Is There Such A Thing As "Bad Publicity"?

Maybe there is...when it involves your old school.

I've recently written about my college alma mater getting national publicity for being a "party school", even when it has had bigger accomplishments.

But my old high school is also is in the national media...and its publicity isn't very good, either.

The Associated Press this week ran a story about the suicide deaths in recent years of four students at Mentor High School (perhaps influenced by local media coverage)...all of them the apparent victims of bullying.  If you were up early Saturday, you might have seen the subject explored in a segment on the "Today" show.

There's no doubt the AP story was disturbing. In the most prominent of the cases, the victim's mother said students continued to taunt her after her death, even at her funeral.  And, of course, the first question asked about all this is: "why?".

Bullying has been a big issue in recent years.  WTAP has done stories about it in Wood County Schools.  And it's become a bigger story recently, with the suicide death of a Rutgers student after he was photographed having what appeared to be a sexual encounter in his dorm room with another male.  (I'm not sure homosexuality..or bullying..should be the underlying issue there, however, as it has been portrayed in the media...there hasn't been enough said about the issue of invasion of privacy.)

But what apparently attracted the AP to this story is that it took place not in a city the size of New York or Los Angeles, but that it happened in what the article said was "a pleasant beachfront community".

Mentor is, arguably, a suburb of Cleveland (although it's not in the same county Cleveland is in), but it isn't a small town, either. It has more than 50,000 residents, making it roughly the size of (actually a bit larger than) the largest cities in West Virginia. And much of it is several miles from Lake Erie.
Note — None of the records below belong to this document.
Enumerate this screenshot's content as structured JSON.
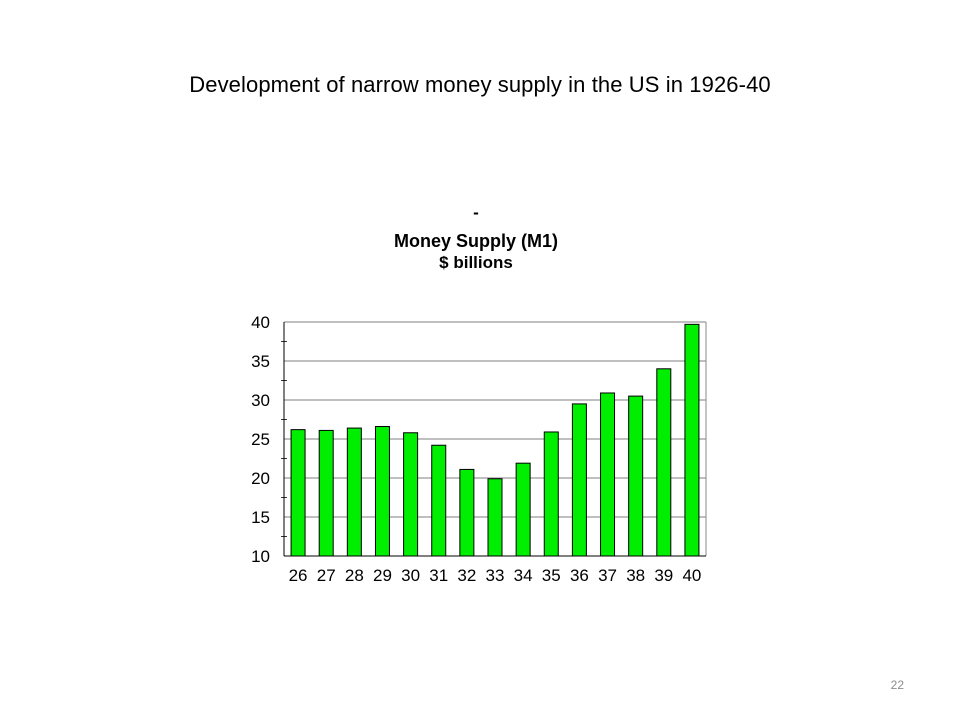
{
  "slide": {
    "title": "Development of narrow money supply in the US in 1926-40",
    "page_number": "22"
  },
  "chart_data": {
    "type": "bar",
    "title_lines": [
      "-",
      "Money Supply (M1)",
      "$ billions"
    ],
    "xlabel": "",
    "ylabel": "",
    "categories": [
      "26",
      "27",
      "28",
      "29",
      "30",
      "31",
      "32",
      "33",
      "34",
      "35",
      "36",
      "37",
      "38",
      "39",
      "40"
    ],
    "values": [
      26.2,
      26.1,
      26.4,
      26.6,
      25.8,
      24.2,
      21.1,
      19.9,
      21.9,
      25.9,
      29.5,
      30.9,
      30.5,
      34.0,
      39.7
    ],
    "ylim": [
      10,
      40
    ],
    "yticks": [
      10,
      15,
      20,
      25,
      30,
      35,
      40
    ],
    "grid": true,
    "legend": "none",
    "colors": {
      "bar_fill": "#00ee00",
      "bar_stroke": "#000000",
      "gridline": "#000000",
      "axis": "#000000"
    }
  }
}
I'm quite sensitive to the issue of bullying.  Although, as an adult, I've rarely talked about it, I endured a lot of it myself in elementary, high school, and even in college (and not all of it was in Mentor, where I didn't live until I entered high school).  I think there are a lot of reasons it has reached the level it has; things such as social networking and the internet which didn't exist 20 years ago, let alone when I was in high school.
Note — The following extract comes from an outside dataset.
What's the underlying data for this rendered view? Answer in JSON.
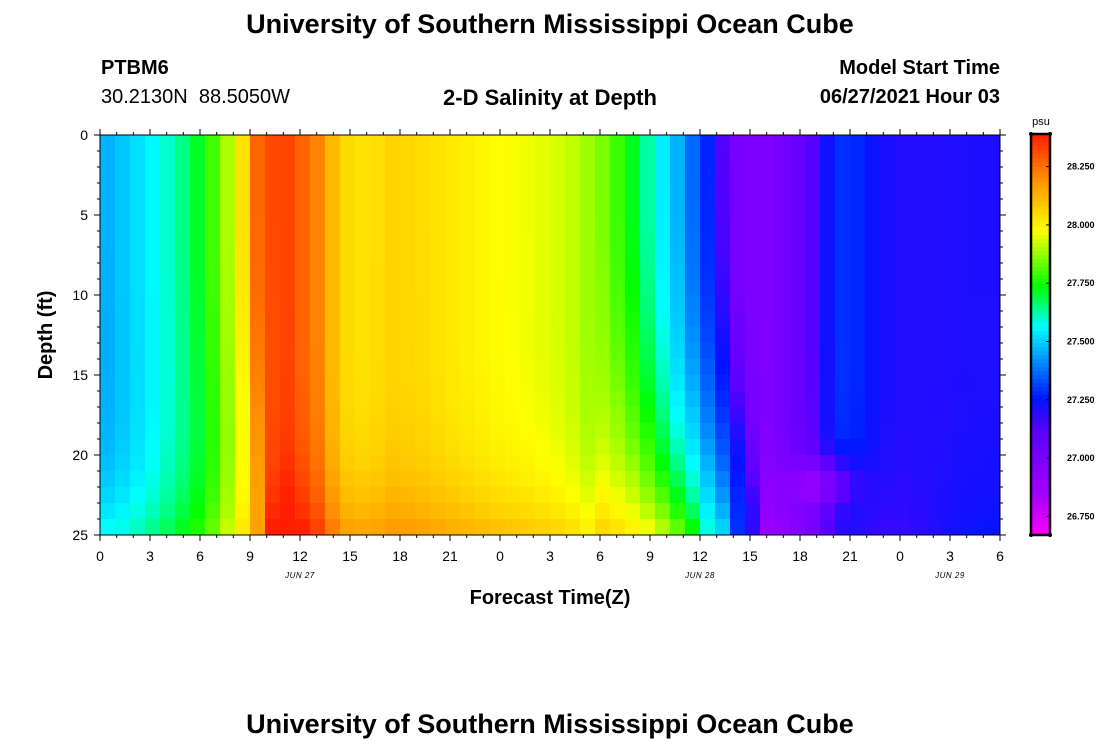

But one other thing about the article stuck out.  It notes that students at Mentor High blame a "culture of conformity". "If you're not an athlete or cheerleader, you're not cool," it says. "And if you're not cool, you're a prime target for the bullies."  I don't think that's any different from when I was in school, or when my parents were in school.

One of the last quotes in the article comes from a senior student, who seemed to be upset at the attention the school was getting over this issue.

"Not everybody's a good person," says Matt Super. "And in a group of 3,000 people (the school's enrollment), there are going to be bad people."